Advocating a new paradigm for electron simulations

Although most of the basic mathematical equations describing electronic structures have been known for a long time, they are too complex to solve in practice. This has hindered progress in physics, chemistry and materials science. Thanks to modern high-performance computer clusters and the creation of the density functional theory (DFT) simulation method, researchers were able to change this situation. But even with these tools, the modeled processes are still drastically simplified in many cases. Now physicists from the Center for Advanced Systems Understanding (CASUS) and the Institute of Radiation Physics at the Helmholtz-Zentrum Dresden-Rossendorf (HZDR) have succeeded in significantly improving the DFT method. This opens up new possibilities for experiments with ultra-high-intensity lasers, as the group explains in the Journal of Chemical Theory and Computation†

In the new publication, Young Investigator Group Leader Dr. Tobias Dornheim, lead author Dr. Zhandos Moldabekov (both CASUS, HZDR) and Dr. Jan Vorberger (Institute of Radiation Physics, HZDR) tackles one of the most fundamental challenges of our time : accurately describing how billions quantum particles like electrons interact. These so-called quantum many-body systems form the core of many research areas within physics, chemistry, materials science and related disciplines. indeed, most material properties: are determined by the complex quantum mechanical behavior of interacting electrons. Although the fundamental mathematical equations describing electronic structures have been known in principle for a long time, they are too complex to solve in practice. Therefore, the actual understanding of elaborately designed materials has been very limited.

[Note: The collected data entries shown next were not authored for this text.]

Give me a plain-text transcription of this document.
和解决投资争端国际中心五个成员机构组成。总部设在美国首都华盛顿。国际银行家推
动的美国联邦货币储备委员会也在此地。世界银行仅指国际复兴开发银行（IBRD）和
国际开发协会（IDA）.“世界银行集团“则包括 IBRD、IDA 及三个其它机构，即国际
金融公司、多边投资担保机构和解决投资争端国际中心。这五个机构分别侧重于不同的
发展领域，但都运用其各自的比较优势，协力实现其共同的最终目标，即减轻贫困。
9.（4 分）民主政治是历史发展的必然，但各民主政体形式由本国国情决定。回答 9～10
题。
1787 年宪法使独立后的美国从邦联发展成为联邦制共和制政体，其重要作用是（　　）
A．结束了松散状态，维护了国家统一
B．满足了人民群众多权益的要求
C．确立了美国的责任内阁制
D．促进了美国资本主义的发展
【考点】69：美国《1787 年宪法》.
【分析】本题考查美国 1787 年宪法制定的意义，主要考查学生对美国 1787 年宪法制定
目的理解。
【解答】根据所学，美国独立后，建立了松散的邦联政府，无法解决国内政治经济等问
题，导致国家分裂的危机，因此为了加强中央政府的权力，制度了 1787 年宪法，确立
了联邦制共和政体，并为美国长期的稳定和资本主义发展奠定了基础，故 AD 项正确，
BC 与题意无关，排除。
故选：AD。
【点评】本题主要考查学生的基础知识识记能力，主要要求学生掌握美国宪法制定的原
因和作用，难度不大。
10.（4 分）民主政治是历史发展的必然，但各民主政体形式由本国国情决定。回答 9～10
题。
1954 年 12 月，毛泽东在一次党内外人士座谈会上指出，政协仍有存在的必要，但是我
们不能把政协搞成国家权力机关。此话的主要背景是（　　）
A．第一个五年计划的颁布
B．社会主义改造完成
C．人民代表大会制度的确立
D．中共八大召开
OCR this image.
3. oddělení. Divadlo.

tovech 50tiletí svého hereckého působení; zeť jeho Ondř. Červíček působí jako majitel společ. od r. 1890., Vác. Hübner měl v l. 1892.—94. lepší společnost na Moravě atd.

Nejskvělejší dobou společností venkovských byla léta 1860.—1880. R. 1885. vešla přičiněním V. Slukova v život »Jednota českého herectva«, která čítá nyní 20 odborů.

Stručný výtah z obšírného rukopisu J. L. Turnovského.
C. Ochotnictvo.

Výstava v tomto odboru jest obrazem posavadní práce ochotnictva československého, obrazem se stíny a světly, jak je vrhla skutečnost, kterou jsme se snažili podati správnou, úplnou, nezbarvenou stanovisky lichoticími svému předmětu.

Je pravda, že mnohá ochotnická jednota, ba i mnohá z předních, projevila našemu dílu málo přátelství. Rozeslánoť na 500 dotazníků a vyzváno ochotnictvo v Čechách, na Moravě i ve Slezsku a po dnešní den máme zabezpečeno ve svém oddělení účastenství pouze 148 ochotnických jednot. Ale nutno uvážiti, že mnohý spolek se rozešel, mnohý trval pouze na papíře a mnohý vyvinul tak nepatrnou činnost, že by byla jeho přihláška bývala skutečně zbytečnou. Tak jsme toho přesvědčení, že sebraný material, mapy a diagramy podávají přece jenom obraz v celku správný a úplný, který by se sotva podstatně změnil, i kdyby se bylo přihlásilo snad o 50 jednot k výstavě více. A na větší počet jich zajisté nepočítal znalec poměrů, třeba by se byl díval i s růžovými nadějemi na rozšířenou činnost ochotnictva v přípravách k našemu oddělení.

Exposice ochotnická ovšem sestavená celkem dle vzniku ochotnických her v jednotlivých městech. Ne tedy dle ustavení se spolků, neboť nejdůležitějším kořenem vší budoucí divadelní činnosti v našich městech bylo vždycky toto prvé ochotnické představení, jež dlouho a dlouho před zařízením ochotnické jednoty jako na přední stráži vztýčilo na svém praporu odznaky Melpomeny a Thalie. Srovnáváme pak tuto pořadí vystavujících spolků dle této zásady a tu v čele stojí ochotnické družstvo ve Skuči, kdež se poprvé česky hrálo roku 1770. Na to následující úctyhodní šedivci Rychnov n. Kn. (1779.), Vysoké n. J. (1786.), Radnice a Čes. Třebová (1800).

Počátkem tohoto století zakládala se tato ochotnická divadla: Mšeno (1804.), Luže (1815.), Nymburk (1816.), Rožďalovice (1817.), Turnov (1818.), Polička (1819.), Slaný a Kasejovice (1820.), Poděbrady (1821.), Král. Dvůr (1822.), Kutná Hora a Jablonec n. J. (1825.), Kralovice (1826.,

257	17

This unsatisfactory situation has changed with the advent of modern high-performance computer clusters, leading to the new field of computational quantum many-body theory. Here, a particularly successful tool is density functional theory (DFT), which has provided unprecedented insights into the properties of materials. DFT is currently considered one of the most important simulation methods in physics, chemistry and materials science. It is especially adept at describing systems with many electrons. The number of scientific publications based on DFT calculations has grown exponentially over the past decade, and companies have used the method to calculate the properties of materials as accurately as never before.

Overcoming a drastic simplification

Many such properties that can be calculated with DFT are obtained within the framework of linear response theory. This concept is also used in many experiments in which the (linear) response of the system in question to an external disturbance such as a laser is measured. In this way, the system can be diagnosed and essential parameters such as density or temperature can be obtained. Linear response theory often makes experiment and theory feasible in the first place and is nearly ubiquitous in physics and related disciplines. However, it is still a drastic simplification of the processes and a strong limitation.

In their latest publication, the researchers break new ground by extending the DFT method beyond the simplified linear regime. For the first time, non-linear effects in quantities such as density waves, braking force and structure factors can be calculated and compared with experimental results of real materials.

Prior to this publication, these nonlinear effects were only reproduced by a series of comprehensive computational methods, namely quantum Monte Carlo simulations. Although this method provides exact results, it is limited to limited system parameters because it requires a lot of computing power. Therefore, there was a great need for faster simulation methods.

“The DFT approach we present in our paper is 1,000 to 10,000 times faster than quantum Monte Carlo computations,” says Zhandos Moldabekov. “In addition, we were able to demonstrate different temperature regimes ranging from ambient temperature to extreme conditionsthat this is not at the expense of accuracy. The DFT-based methodology of the nonlinear response characteristics of quantum correlated electrons opens up the tantalizing opportunity to study novel nonlinear phenomena in complex materials.”

More possibilities for modern free electron lasers

“We see that our new methodology fits very well with the capabilities of modern experimental facilities such as the Helmholtz International Beamline for Extreme Fields, which HZDR is participating in and has only recently been put into use,” explains Jan Vorberger. “With high-power lasers and free electron lasers, we can create exactly these nonlinear excitations that we can now theoretically study and investigate with unprecedented temporal and spatial resolution. Theoretical and experimental tools are ready to study new effects in matter under extreme conditions that have not been accessible before.”

“This article is a good example to illustrate the direction my recently created group is taking,” said Tobias Dornheim, head of the Young Investigator Group’s “Frontiers of Computational Quantum Many-Body Theory,” which was installed in early 2022. “We have been mainly active in the high energy density physics community in recent years. Now we are committed to pushing the boundaries of science by providing computational solutions to quantum many-body problems in many different contexts. We believe that current progress in electronic structure theory will be useful to researchers in a number of research areas.”